Rosalie explique avoir porté plainte le jour même à l’hôpital. Depuis, comme beaucoup d’autres plaignantes, son dossier n’a pas abouti en cour. « La procureure de la Couronne a refusé mon dossier parce que, entre le moment où j’ai vomi et le moment où je me suis fait agresser, j’aurais pu reprendre mes esprits puis consentir. Il faut des preuves béton, il faut qu’il y ait des témoins et, dans ces cas-là, il n’y en a jamais. C’est ma parole contre celle de l’agresseur », poursuit l’étudiante. Pour ce qui est de l’homme qui l’aurait agressée, « il y a une tache à son dossier », détaille-t-elle, « mais, à part ça, il se promène librement et il continue de vivre sa vie ».

De fait, le processus judiciaire, long et complexe, dissuade les victimes d’agressions sexuelles de porter plainte. Pour sa part, Rosalie a été encouragée par son entourage. « Mais je pense qu’il y a tellement une culture du viol que tu vas te confier et tu ne te feras pas croire. Tu ne veux pas avoir à raconter chaque fois et subir encore plus », décrypte-t-elle.

« On se fait vraiment beaucoup victimiser. On pense que c’est de notre faute. On voit que personne se fait accuser et que ça n’aboutira pas », dit-elle pour expliquer le faible nombre de plaintes. « Tu ne veux pas t’embarquer là-dedans, en plus que c’est tellement difficile de te remettre de ça. Le processus de se dire : « okay, ce n’est pas de ma faute », est super long. »

Le choc post-traumatique

Se remettre psychologiquement d’une telle agression est un long chemin de croix rempli d’affres et d’incertitudes. « Après, je doutais de moi sur tout, poursuit Rosalie.
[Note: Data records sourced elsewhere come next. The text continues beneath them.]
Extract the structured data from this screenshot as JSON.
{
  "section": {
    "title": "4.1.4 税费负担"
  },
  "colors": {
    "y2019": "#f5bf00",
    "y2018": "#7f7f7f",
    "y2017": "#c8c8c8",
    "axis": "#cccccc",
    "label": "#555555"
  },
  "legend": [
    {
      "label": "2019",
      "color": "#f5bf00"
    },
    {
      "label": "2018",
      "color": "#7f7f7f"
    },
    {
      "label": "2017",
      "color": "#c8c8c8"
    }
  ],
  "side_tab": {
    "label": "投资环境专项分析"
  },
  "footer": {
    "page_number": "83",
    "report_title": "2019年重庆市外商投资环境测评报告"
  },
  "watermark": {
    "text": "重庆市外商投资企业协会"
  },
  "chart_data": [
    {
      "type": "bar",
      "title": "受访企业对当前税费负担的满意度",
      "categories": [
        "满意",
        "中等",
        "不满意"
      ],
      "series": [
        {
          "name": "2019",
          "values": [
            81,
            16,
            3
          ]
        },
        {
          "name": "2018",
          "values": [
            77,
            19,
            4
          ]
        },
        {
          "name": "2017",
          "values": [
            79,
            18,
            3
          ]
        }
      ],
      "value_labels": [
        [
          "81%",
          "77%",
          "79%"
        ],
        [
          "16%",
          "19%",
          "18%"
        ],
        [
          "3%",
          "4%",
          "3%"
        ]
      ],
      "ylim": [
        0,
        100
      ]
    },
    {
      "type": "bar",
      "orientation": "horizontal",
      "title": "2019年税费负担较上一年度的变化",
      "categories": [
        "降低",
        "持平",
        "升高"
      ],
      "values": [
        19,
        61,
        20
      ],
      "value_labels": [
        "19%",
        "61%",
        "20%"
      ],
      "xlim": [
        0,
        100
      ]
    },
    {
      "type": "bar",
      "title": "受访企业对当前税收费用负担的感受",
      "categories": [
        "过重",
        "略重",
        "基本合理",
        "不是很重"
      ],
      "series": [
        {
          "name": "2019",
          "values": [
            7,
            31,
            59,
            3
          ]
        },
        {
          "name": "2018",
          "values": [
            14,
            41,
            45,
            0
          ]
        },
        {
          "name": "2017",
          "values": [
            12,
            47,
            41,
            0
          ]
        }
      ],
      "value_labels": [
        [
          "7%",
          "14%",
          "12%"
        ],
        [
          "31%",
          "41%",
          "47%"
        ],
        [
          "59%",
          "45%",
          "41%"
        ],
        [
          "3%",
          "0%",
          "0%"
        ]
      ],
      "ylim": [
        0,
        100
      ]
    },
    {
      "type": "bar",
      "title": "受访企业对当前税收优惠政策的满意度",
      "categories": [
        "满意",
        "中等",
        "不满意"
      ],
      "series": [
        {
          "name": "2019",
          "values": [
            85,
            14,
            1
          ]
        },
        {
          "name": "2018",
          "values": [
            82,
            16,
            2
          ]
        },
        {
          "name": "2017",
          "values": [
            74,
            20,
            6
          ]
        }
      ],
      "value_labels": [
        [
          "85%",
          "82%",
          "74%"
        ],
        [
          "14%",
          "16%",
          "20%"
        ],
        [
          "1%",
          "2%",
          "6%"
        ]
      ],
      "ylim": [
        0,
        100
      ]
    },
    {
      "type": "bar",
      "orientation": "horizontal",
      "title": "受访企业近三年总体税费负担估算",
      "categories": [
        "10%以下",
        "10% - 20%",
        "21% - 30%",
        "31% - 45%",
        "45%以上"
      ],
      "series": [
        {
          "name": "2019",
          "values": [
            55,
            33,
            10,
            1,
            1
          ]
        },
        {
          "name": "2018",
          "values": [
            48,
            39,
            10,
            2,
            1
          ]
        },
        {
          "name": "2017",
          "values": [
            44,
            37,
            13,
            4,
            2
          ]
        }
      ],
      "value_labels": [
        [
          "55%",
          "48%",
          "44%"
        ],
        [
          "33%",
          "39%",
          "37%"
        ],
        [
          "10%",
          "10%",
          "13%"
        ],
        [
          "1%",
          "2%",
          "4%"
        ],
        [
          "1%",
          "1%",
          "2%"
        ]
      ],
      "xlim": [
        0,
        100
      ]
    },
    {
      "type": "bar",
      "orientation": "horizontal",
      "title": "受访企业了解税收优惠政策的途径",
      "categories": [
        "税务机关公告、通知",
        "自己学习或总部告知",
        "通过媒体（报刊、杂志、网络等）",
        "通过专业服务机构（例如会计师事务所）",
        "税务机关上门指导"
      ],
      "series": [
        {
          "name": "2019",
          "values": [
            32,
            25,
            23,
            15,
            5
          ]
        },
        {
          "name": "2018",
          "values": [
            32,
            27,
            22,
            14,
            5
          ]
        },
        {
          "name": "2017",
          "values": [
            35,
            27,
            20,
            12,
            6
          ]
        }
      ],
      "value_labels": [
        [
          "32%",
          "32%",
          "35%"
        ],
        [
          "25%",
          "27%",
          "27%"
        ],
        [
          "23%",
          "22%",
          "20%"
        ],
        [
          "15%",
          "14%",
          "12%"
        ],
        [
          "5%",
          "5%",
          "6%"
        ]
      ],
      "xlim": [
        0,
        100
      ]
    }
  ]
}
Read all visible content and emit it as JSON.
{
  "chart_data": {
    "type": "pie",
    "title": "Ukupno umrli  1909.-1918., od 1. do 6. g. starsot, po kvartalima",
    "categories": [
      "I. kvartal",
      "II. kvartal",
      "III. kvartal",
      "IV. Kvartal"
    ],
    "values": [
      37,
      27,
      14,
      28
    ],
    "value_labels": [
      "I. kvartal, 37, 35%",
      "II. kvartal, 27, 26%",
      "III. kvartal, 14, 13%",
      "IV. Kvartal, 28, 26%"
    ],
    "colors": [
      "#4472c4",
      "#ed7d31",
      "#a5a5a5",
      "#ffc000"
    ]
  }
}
J’ai abandonné l’école pendant une session. Je ne me sentais pas capable de prendre des décisions parce que j’avais l’impression que toutes mes perceptions étaient faussées. »

La violence du choc modifie également les rapports sociaux, notamment envers le sexe opposé. Au début, « un homme est mauvais jusqu’à preuve du contraire, raconte Rosalie. C’est vraiment un processus d’apprendre que ce n’est pas tout le monde qui est mauvais, et que tu es capable de reprendre le contrôle sur ton corps et sur ta vie. C’est long, mais on finit par y arriver. »

L’étudiante insiste également sur le besoin de soutien. « C’est primordial d’avoir du support. Toute seule, on ne s’en sort pas. » Dans son cas, le Centre d’aide et de lutte contre les agressions à caractère sexuel (CALACS) de la ville de Québec a été d’une grande assistance. « J’ai beaucoup d’amis qui se sont fait aider et qui ont fini par porter plainte avec leur suivi. Par soi même, ça prend tellement un courage de se dire : « ce que j’ai vécu, ce n’est pas de ma faute » », détaille-t-elle.

Pour faire prendre conscience de ce problème de société larvé, Rosalie préconise de commencer à petite échelle. « Il faut prendre conscience soi-même de ce qu’est le consentement et l’appliquer dans la vie de tous les jours. À commencer par dire à ses amis que les jokes sexistes, ce n’est pas drôle », déplore-t-elle.

À plus grande échelle, elle propose de « ramener une éducation sexuelle à l’école » et d’y parler de consentement. Même son de cloche pour le cercle familial, où il ne faut pas « avoir peur d’en parler à ses enfants », même si la question est souvent taboue. « Il faut commencer petit, et on va finir gros », conclut-elle.